A team from Swiss firm Oerlikon Solar and the Institute of Physics’ photovoltaic group at the Academy of Sciences of the Czech Republic conducted the research.
‘To make amorphous and microcrystalline silicon cells more stable, they’re required to be very thin because of tight spacing between electrical contacts, and the resulting optical absorption isn’t sufficient,’ said Milan Vanecek, head of the photovoltaic group.
The team’s new design focuses on optically thick cells that are strongly absorbing, while the distance between the electrodes remains very tight.
The cells are created by depositing the silicon on a nanostructured substrate of zinc oxide nanocolumns, or on a honeycomb array of micro- or nano-holes etched into a transparent conductive oxide layer.
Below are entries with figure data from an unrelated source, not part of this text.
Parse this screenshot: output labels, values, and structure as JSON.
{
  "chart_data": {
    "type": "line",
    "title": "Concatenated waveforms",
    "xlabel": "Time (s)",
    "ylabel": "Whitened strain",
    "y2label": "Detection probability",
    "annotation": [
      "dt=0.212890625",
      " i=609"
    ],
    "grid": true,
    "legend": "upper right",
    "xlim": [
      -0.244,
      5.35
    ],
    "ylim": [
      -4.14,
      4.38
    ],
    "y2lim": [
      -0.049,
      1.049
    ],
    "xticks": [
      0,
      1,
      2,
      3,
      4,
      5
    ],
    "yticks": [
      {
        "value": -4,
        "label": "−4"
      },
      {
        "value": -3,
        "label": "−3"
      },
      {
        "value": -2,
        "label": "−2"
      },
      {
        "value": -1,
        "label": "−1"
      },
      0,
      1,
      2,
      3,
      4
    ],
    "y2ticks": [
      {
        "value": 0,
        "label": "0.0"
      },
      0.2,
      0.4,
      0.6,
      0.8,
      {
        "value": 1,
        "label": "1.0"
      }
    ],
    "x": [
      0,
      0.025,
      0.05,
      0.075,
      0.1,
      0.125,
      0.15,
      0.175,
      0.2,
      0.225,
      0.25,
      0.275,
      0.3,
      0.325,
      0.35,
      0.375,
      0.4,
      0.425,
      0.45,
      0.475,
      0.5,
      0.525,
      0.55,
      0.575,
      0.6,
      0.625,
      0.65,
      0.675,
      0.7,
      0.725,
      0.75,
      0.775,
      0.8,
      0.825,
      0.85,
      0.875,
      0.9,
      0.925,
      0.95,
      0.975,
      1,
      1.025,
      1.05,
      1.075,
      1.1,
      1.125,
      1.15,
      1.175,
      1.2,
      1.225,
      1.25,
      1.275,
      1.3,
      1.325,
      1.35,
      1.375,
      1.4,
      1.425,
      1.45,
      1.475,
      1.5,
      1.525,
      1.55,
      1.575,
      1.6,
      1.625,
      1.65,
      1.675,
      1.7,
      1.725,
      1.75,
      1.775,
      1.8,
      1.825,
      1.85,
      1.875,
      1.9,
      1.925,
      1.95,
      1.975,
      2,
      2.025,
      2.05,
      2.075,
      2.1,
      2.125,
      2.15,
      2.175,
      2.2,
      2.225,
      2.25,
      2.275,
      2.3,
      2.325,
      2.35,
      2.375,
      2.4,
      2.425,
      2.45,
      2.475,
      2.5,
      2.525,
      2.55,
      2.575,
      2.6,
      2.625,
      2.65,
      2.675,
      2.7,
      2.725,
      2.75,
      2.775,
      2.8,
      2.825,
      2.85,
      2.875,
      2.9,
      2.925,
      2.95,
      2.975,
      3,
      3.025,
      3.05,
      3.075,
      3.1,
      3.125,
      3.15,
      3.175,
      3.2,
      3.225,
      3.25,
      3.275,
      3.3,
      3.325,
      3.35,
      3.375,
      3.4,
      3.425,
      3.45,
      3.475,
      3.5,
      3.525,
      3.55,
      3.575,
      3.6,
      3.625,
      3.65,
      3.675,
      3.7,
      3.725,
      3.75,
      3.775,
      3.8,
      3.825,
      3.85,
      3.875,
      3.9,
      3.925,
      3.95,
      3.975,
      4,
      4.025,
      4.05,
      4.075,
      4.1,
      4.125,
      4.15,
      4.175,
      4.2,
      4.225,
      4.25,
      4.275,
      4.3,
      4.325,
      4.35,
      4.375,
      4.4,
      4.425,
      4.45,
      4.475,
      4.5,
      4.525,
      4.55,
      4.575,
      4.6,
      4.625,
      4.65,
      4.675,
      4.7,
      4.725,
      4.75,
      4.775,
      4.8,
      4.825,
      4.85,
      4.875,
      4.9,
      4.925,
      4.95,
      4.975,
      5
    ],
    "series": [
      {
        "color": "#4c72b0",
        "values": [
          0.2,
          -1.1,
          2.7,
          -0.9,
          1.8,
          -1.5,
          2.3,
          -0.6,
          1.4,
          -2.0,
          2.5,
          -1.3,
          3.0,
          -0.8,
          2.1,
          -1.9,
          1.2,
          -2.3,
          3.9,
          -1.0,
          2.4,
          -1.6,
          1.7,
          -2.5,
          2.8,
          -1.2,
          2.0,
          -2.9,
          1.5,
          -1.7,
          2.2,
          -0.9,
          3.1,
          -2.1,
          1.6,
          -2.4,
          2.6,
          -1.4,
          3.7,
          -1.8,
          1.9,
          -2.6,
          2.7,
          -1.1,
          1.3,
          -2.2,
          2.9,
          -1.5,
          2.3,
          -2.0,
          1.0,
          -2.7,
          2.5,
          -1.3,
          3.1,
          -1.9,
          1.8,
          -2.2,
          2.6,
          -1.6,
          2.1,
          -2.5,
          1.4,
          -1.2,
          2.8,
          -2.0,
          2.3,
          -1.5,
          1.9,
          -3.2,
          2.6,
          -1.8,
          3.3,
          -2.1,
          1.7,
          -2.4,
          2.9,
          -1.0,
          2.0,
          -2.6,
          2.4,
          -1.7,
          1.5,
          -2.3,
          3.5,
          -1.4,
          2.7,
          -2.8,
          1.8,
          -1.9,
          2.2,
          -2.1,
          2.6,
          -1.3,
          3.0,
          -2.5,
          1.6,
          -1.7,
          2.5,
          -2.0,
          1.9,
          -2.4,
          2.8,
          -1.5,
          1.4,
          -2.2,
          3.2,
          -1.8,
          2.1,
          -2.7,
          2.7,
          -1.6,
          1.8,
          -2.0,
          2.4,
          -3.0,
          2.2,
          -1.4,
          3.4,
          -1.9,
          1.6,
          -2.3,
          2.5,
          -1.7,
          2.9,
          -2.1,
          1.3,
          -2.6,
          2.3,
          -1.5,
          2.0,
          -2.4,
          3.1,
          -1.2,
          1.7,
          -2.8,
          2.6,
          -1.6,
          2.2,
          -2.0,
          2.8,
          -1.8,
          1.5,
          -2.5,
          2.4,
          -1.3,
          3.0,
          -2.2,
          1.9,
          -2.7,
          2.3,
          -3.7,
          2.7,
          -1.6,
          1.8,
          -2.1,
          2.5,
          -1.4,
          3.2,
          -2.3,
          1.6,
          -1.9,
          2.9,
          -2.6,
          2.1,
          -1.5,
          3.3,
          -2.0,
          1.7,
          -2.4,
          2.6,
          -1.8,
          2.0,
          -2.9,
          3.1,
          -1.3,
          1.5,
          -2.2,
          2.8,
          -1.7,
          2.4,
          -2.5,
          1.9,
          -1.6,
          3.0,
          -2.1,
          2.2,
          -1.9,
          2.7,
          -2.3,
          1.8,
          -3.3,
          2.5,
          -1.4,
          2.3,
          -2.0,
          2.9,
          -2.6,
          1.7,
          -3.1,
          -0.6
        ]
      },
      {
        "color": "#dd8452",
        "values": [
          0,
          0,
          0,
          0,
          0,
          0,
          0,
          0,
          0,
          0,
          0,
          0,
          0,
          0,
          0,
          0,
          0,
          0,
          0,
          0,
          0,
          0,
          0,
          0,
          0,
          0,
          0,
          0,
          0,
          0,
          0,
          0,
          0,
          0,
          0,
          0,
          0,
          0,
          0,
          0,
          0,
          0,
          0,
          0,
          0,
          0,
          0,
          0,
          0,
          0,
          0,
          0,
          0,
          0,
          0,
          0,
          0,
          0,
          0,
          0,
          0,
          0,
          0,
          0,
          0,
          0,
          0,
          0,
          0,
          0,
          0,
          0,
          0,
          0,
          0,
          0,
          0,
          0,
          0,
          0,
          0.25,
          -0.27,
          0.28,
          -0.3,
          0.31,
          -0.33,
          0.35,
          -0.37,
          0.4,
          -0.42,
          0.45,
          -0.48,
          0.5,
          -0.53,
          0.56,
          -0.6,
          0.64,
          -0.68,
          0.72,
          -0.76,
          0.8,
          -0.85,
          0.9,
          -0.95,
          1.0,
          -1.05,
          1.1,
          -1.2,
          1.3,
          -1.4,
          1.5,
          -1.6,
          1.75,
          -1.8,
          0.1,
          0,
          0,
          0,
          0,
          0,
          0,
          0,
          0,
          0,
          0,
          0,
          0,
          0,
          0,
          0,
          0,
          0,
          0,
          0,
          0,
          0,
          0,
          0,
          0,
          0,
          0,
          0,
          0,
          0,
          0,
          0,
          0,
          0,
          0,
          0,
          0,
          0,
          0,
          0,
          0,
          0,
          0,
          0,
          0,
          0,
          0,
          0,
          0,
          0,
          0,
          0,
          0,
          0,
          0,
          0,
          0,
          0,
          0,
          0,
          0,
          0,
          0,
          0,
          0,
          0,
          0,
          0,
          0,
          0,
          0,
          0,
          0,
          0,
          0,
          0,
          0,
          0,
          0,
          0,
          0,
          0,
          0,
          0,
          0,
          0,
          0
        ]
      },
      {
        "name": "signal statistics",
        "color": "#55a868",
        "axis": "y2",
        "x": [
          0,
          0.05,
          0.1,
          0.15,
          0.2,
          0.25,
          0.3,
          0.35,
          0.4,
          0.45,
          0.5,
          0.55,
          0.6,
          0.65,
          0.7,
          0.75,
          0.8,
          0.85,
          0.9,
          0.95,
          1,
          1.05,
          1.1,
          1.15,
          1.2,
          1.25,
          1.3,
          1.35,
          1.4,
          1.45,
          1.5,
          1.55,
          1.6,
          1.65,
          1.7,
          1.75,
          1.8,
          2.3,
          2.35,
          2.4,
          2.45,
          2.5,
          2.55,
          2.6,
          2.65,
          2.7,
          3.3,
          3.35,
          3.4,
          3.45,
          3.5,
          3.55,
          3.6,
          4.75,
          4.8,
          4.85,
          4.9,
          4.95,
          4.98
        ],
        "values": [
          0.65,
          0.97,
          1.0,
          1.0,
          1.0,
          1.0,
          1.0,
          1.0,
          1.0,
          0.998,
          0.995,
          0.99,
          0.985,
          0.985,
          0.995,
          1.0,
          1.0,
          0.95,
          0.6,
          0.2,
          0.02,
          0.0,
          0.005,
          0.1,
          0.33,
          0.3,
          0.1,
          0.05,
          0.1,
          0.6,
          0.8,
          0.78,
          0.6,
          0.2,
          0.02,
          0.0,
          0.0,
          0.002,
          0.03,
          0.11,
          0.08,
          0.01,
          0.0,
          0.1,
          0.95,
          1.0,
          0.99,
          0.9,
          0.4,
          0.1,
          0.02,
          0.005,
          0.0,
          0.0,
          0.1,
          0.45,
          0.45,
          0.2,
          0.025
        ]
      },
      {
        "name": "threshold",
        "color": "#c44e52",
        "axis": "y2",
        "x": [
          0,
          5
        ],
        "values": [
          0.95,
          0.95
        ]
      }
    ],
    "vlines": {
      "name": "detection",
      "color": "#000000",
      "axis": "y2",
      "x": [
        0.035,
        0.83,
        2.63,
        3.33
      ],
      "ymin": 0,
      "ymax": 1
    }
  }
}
‘Our new 3D design of solar cells relies on the mature, robust absorber deposition technology of plasma-enhanced chemical vapour deposition, which is a technology already used for amorphous silicon-based electronics produced for liquid-crystal displays,’ said Vanecek.
‘The potential of these efficiencies is estimated within the range of present multicrystalline wafer solar cells, which dominate solar-cell industrial production.
‘And the significantly lower cost of Micromorph panels, with the same panel efficiency as multicrystalline silicon panels [12 to 16 per cent], could boost its industrial-scale production.’